The Starbucks unionization effort is not just a one-off. In fact, many other industries are going through a unionization renaissance, as workers at Amazon, Google, and many other places seek to level out the playing field between management and employee. This attitude has been reflected by the public view as well. According to Gallup, American approval of unions has spiked up to 71%, up from a low of 48% in 2009 and its highest approval rating since the mid 1960s.

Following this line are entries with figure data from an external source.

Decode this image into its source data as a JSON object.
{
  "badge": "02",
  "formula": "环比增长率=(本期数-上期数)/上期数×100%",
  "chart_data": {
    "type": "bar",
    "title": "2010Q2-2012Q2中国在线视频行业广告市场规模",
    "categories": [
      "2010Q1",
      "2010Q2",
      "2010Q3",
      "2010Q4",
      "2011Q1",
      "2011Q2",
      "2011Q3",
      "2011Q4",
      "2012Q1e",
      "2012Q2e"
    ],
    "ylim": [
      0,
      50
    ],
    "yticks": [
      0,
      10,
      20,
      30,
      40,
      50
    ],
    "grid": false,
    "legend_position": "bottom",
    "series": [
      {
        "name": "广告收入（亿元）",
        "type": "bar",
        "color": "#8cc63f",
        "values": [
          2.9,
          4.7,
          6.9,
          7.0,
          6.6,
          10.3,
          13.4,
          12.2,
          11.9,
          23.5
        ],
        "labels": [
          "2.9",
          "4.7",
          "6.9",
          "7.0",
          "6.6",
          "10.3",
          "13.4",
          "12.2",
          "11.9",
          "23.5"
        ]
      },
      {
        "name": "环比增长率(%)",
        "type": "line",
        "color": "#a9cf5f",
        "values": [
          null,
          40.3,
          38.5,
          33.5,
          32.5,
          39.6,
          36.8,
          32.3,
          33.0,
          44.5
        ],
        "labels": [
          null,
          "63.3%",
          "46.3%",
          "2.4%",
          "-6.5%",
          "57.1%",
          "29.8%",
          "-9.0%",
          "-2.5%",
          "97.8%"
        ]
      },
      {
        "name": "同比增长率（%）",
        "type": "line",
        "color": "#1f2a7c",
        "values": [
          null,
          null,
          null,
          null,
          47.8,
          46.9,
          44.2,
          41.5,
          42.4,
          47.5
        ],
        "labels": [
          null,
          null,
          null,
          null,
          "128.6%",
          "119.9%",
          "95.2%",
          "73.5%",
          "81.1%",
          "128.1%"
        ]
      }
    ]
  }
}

In the 18-34 demographic, those just beginning or about to enter the workforce, unions see an approval rating of 77%. In the bigger picture, this unionization shift reflects the needs and demands of a new workforce, a generation which has seen a number of different catastrophes including the 2008 recession, the COVID-19 pandemic, as well as just a general culture of overwork needed to pay for basic necessities such as education, healthcare, and cost of living.

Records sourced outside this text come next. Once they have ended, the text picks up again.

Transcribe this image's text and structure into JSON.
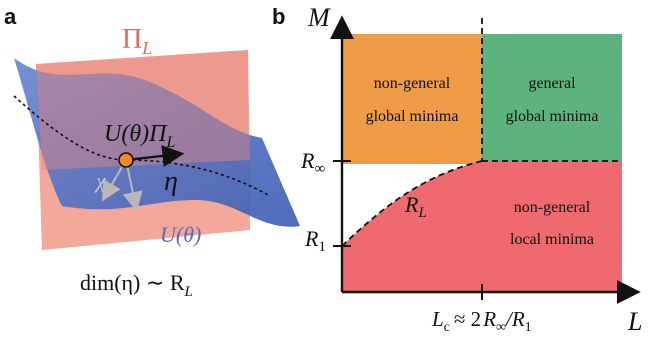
{
  "panel_a": {
    "label": "a",
    "plane_label": "Π",
    "plane_sub": "L",
    "map_label": "U(θ)Π",
    "map_sub": "L",
    "vector_label": "η",
    "chi_label": "χ",
    "surface_label": "U(θ)",
    "dim_label": "dim(η) ∼ R",
    "dim_sub": "L"
  },
  "panel_b": {
    "label": "b",
    "y_axis_label": "M",
    "x_axis_label": "L",
    "y_tick_upper": "R",
    "y_tick_upper_sub": "∞",
    "y_tick_lower": "R",
    "y_tick_lower_sub": "1",
    "curve_label": "R",
    "curve_sub": "L",
    "x_tick_label": "L",
    "x_tick_sub": "c",
    "x_tick_rel": "≈ 2",
    "x_tick_num": "R",
    "x_tick_num_sub": "∞",
    "x_tick_den": "/R",
    "x_tick_den_sub": "1",
    "regions": {
      "global_nongeneral": [
        "non-general",
        "global minima"
      ],
      "global_general": [
        "general",
        "global minima"
      ],
      "local_nongeneral": [
        "non-general",
        "local minima"
      ]
    },
    "colors": {
      "orange": "#EF9B48",
      "green": "#5DB37E",
      "red": "#EE6A6E"
    }
  },
  "colors": {
    "plane": "#F39F8F",
    "surface": "#4F71C2",
    "surface_label": "#4E6CC0",
    "point": "#F08A28",
    "chi": "#B8B8B8"
  }
}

Waves of unionization amongst employees in any given company, as well as a general increase in public union support allows for a build up of political power from the bottom up. Starting small and increasing from there allows for unions to take control of the younger demographic, who in turn push support on the older demographic, as well as slowly replace the older demographic in legislative bodies. A pro-union attitude is one that gradually occurs after years of failure and success, and Starbucks workers is one of many examples we will see for a long time of a shift towards pro-unionization and a balance of power between management and employees.